A common misconception among .Net developers is that the difference between value types and reference types is that value types are always stored on the stack and reference types are stored on the heap.
In fact, the compiler determines where to store variables based on the lifetime of the object. Long-lived objects are stored on the heap, and short-lived objects are likely to be stored on the stack (or in a register). As well, reference types are, of course, passed by reference and value types are passed by value (that is, copied). Eric Lippert has a great post which covers the specifics in detail http://blogs.msdn.com/b/ericlippert/archive/2010/09/30/the-truth-about-value-types.aspx
How the types are actually stored in memory is an implementation detail and one which will likely never matter to most developers.
A case study on this topic I find interesting is static fields. There is one copy of a static field for all instances of a type http://msdn.microsoft.com/en-us/library/79b3xss3.aspx and their lifetime is tied to the lifetime of their domain (they are long-lived).
So, going back to the misconception, if we have a value-typed static field, how could all instances access that same variable if it was stored on the stack? I suppose that the system could copy the variable to each stack frame as it was created, but that would be inefficient – there would have to be a “master copy” of the variable stored on the heap, and quite ugly.
Instead, static fields are stored on the heap - even if they are value types.
Here is some sample code which has a class with value-typed static field, a value-typed non-static field and a value-typed local variable.
The CLR creates so-called “loader heaps” which live for the lifetime of an application domain. Static fields are stored in the one of the loader heaps called the HighFrequencyHeap. Loader heaps are not garbage collected; this is essential since static fields must have the same lifetime as the domain.
Here is some sample code which has a class with value-typed static field, a value-typed non-static field and a value-typed local variable.
class A
{
public static uint fieldA;
public uint fieldB;
}
class Program
{
static void Main(string[] args)
{
var a = new A();
a.fieldB = 2;
A.fieldA = 2;
uint localC = 2;
}
}
Let’s look under the hood at what happens during the three assignments in Main(). This is the actual assembler code from the JIT compiler as available in Visual Studio – not the CIL.
a.fieldB = 2;
00000055 mov eax,dword ptr [ebp-40h]
this moves a pointer to our non-static field on the stack to the register eax. “ebp” points to the base of the stack for this function. The stack grows downward on x86 machines (like mine), so offsets are negative.
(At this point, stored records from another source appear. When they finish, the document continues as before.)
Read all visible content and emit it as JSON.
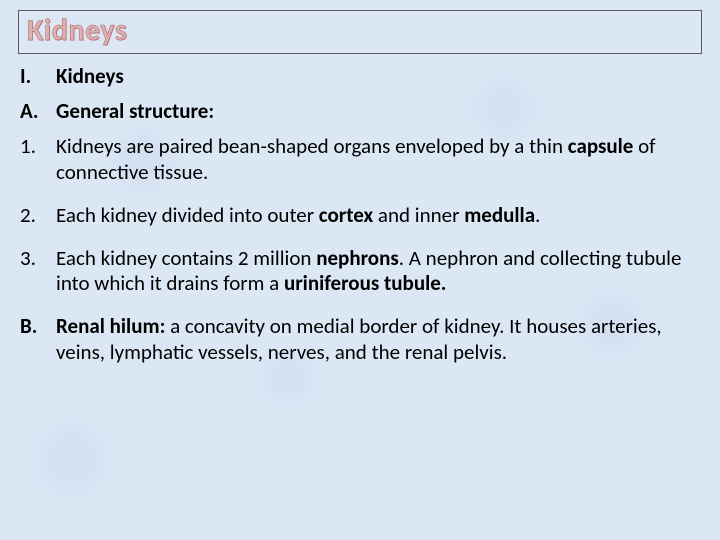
{
  "title": "Kidneys",
  "items": [
    {
      "marker": "I.",
      "markerBold": true,
      "line1": "<b>Kidneys</b>"
    },
    {
      "marker": "A.",
      "markerBold": true,
      "line1": "<b>General structure:</b>"
    },
    {
      "marker": "1.",
      "markerBold": false,
      "line1": "Kidneys are paired bean-shaped organs enveloped by a thin <b>capsule</b> of connective tissue."
    },
    {
      "marker": "2.",
      "markerBold": false,
      "line1": "Each kidney divided into outer <b>cortex</b> and inner <b>medulla</b>."
    },
    {
      "marker": "3.",
      "markerBold": false,
      "line1": "Each kidney contains 2 million <b>nephrons</b>. A nephron and collecting tubule into which it drains form a <b>uriniferous tubule.</b>"
    },
    {
      "marker": "B.",
      "markerBold": true,
      "line1": "<b>Renal hilum:</b> a concavity on medial border of kidney. It houses arteries, veins, lymphatic vessels, nerves, and the renal pelvis."
    }
  ],
  "spacing": [
    10,
    10,
    18,
    18,
    18,
    0
  ]
}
00000058 mov dword ptr [eax+4],2
this moves the value 2 to the stack location pointed to by eax
A.fieldA = 2;
0000005f mov dword ptr ds:[00303368h],2
Now, we're going to work with our static field. This moves the value 2 to the location pointed to by ds:[00303368h]. “ds” is the data segment register which represents an offset into memory which is not part of the stack (it is, in fact, the heap). Let's examine the heap a little more closely here.
If we run the SOS debugging extension in Visual Studio and type
!eeheap -loader
in the immediate window, we get the following info about the HighFrequencyHeap:
!eeheap -loader
in the immediate window, we get the following info about the HighFrequencyHeap:
Domain 1: 00632d18
LowFrequencyHeap: 00300000(2000:2000) Size: 0x2000 (8192) bytes.
HighFrequencyHeap: 00302000(8000:2000) Size: 0x2000 (8192) bytes.
We can see that our static field (at address 00303368h - from our assembly code) is inside the boundaries of the HighFrequencyHeap (00302000h --> 00304000h). Here we can clearly see a value type that is stored on the heap!
uint localC = 2;
00000069 mov dword ptr [ebp-44h],2
this moves the value 2 to the stack location ebp-44h effectively combining the two statements in the first example into one, but the result is the same. We can also see that this is only 4 bytes away from the first example variable on the stack.
So, we see in this example that the storage location for a value type is not always the stack. In fact, there is a set of criteria the compiler uses to determine where a variable is stored.